Stepping behind the opaque curtains of the woods, I began a new kind of education that turned my world inside out. It revealed an unknown interior life that dwarfed the concrete jungle in which I’d been raised. What I may have lost to farsighted­ness I began to gain in insight.

I discovered a living sanctuary, not only for its natural residents of squirrels, birds and wood-burrowing bugs, but also, for me. The articulate silence of the trees drowned away my city bluster. These paragons of patience and slow growth calmed my racing mind and centered my soul. Under the improvisat­ional architectu­re of tree branches reaching and bending toward the light, I found this transplant­ed city boy putting down new roots, reaching for a place to grow.

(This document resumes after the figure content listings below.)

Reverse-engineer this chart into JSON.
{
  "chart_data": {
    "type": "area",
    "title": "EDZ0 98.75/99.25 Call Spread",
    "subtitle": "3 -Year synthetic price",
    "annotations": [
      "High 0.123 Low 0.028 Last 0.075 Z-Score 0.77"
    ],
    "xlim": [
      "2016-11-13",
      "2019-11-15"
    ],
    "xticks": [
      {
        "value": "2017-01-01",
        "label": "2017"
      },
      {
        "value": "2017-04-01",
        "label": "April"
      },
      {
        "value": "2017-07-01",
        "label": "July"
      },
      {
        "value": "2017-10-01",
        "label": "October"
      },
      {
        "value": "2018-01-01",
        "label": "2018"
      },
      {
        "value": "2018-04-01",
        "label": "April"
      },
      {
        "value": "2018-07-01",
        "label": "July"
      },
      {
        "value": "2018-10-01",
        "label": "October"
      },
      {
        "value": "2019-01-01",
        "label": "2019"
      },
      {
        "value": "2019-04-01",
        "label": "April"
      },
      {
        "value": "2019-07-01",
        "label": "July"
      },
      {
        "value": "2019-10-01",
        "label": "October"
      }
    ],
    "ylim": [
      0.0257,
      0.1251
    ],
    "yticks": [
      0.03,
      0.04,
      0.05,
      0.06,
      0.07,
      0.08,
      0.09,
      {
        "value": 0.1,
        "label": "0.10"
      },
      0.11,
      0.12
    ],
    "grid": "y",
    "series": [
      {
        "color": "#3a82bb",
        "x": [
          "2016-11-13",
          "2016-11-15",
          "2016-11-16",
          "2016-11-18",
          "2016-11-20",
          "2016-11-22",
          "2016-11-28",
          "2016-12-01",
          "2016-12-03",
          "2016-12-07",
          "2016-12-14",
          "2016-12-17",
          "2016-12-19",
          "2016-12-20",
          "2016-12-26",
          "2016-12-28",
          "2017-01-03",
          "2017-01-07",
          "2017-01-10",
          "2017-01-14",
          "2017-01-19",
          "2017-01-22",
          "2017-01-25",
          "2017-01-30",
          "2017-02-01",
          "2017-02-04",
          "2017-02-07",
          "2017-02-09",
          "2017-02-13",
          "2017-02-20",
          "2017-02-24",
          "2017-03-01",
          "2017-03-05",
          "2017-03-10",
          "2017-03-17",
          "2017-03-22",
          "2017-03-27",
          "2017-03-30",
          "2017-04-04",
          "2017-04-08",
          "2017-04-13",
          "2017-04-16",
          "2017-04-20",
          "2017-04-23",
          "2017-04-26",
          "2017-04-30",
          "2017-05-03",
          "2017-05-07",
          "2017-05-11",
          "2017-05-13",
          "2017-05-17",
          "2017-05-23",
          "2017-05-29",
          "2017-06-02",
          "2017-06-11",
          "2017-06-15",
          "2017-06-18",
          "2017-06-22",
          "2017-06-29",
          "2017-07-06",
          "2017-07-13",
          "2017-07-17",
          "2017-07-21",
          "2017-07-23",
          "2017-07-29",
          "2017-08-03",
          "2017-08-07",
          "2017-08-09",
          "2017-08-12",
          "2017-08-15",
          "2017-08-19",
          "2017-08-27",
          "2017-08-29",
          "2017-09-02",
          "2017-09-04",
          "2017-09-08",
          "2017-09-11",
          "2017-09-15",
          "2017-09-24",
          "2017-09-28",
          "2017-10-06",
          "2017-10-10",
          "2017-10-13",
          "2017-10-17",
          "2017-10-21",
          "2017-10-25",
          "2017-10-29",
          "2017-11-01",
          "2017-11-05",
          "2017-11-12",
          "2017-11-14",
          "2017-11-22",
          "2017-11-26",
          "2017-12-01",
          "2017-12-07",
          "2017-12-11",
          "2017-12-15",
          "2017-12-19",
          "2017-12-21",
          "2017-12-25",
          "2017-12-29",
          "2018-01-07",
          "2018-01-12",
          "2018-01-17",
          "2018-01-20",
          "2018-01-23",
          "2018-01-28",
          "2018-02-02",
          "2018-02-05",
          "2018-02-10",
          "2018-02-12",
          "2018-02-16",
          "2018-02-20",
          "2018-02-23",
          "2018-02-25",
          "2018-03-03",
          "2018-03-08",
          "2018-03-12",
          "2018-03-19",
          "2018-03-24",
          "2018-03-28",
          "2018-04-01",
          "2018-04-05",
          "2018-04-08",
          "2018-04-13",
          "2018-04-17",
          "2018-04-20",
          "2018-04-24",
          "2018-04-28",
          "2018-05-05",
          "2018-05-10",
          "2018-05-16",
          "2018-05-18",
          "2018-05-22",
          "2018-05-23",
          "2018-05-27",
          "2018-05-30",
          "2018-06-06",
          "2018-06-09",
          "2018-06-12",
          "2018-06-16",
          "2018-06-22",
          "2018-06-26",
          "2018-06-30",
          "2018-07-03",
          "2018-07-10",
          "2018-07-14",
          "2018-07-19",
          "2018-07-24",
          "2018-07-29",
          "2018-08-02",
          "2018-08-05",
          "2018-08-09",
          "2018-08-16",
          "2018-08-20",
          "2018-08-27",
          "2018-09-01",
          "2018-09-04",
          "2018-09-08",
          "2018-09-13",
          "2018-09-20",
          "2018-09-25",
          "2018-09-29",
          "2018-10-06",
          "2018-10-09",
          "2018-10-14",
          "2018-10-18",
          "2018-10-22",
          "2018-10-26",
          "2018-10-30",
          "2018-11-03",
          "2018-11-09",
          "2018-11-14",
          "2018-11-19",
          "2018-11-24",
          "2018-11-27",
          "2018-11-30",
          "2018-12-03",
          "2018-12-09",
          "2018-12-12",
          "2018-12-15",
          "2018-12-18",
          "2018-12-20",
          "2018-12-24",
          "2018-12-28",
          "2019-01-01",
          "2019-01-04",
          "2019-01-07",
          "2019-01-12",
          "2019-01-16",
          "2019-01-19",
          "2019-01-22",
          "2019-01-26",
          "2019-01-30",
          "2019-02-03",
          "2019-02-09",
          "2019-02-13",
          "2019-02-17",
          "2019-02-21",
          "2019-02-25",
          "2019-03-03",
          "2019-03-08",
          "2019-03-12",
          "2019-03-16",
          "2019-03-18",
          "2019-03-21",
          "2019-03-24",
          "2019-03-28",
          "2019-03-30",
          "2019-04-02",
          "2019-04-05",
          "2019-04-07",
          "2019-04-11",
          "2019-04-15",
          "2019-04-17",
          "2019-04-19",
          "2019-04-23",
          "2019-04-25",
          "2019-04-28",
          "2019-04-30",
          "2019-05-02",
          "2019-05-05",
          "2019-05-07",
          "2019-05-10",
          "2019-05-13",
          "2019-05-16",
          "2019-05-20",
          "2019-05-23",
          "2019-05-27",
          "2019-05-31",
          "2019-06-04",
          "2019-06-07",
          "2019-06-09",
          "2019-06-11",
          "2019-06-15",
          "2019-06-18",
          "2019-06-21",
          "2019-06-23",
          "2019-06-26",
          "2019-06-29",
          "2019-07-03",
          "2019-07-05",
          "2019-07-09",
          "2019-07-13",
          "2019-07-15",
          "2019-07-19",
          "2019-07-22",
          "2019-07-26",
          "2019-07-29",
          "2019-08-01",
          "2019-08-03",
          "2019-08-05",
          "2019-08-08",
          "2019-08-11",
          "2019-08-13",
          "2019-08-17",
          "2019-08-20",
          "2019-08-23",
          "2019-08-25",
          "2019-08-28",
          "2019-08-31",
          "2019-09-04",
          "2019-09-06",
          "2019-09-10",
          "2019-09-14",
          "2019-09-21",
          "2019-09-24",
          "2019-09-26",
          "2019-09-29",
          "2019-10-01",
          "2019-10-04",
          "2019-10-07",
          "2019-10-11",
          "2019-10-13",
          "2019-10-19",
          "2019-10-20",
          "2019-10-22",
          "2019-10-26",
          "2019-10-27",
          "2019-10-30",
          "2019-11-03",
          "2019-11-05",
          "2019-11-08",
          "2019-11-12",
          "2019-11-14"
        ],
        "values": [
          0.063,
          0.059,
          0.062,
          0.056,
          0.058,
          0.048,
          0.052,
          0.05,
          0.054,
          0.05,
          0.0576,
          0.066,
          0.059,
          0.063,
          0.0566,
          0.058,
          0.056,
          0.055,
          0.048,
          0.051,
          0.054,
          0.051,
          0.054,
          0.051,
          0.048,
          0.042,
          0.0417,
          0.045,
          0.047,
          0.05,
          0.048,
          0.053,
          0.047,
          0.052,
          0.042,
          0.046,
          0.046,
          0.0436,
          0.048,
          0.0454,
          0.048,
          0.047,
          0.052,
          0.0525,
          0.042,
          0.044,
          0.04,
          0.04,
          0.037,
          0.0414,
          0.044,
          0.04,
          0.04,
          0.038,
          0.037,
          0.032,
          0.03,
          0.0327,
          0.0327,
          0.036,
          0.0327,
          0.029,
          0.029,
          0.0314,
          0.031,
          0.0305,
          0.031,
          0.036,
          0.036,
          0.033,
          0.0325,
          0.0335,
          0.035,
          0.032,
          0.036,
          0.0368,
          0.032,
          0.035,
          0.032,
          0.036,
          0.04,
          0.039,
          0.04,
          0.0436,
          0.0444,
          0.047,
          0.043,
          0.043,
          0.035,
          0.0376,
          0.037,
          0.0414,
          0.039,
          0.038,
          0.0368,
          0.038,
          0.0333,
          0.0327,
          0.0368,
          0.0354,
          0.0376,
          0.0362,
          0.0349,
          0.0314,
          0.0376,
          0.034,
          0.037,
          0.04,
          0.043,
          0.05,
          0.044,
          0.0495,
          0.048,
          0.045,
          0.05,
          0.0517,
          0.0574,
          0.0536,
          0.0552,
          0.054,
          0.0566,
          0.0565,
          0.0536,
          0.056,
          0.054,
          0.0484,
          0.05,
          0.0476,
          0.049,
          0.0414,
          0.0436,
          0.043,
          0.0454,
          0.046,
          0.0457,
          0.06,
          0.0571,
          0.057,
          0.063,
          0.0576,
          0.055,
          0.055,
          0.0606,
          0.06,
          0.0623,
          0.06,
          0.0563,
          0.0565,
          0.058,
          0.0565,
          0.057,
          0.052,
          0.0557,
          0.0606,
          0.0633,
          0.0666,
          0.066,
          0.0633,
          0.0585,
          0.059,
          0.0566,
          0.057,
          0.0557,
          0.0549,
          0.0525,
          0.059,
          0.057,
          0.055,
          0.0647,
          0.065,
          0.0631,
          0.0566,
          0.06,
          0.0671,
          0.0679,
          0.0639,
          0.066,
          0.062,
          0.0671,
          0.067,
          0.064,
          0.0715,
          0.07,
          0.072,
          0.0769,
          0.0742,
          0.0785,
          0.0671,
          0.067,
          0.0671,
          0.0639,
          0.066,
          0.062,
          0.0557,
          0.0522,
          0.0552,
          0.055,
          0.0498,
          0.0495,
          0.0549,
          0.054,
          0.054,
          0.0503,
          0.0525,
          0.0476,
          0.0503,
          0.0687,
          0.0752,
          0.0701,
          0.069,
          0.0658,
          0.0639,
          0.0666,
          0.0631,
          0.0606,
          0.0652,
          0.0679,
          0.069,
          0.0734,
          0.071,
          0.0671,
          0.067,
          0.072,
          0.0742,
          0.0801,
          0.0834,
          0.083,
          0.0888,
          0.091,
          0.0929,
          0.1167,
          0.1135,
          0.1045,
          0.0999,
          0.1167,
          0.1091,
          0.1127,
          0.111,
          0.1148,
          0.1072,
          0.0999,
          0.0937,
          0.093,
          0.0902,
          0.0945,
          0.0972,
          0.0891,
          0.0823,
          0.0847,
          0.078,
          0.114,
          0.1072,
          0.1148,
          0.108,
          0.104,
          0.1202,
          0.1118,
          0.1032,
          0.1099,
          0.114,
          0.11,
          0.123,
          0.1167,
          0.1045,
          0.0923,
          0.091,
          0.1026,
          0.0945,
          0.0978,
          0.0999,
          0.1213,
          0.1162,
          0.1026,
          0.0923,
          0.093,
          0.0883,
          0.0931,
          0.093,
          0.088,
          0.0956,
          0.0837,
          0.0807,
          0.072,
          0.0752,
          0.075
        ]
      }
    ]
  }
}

Here was an ancient civilizati­on of trees that offered not only oxygen, wood, shade and energy but also subtle lessons in character and values. Faced with aggressive winds, they swayed and bowed but stood their ground. In winter cold, they retreated inward, saving energy to bloom in spring. In summer heat, they caught sunlight in green leaves that cast cool shadows. And no matter the weather, they possessed the composure of Buddha, accepting all as it is.

In short, these natural philosophe­rs seem to possess the inner peace that so many of us would like to achieve. In the woods, which I had considered a no man’s land, I began to plumb the better angels of human nature.

So, in an inverse to the idiom: I had failed to see the trees for the forest. And I guess you could say the trees have since grown on me. Today they are literally my closest neighbors, arm’s length from my Connecticu­t back porch, where every morning, in the words of Emerson, “They nod to me, and I to them.” Now it’s my hope they will grow “in” me, like the mighty oak latent in an acorn.

Today, many in our state fear losing taxpaying residents who move to so-called greener pastures; but I dread losing our native, green residents that can move some to tears of joy.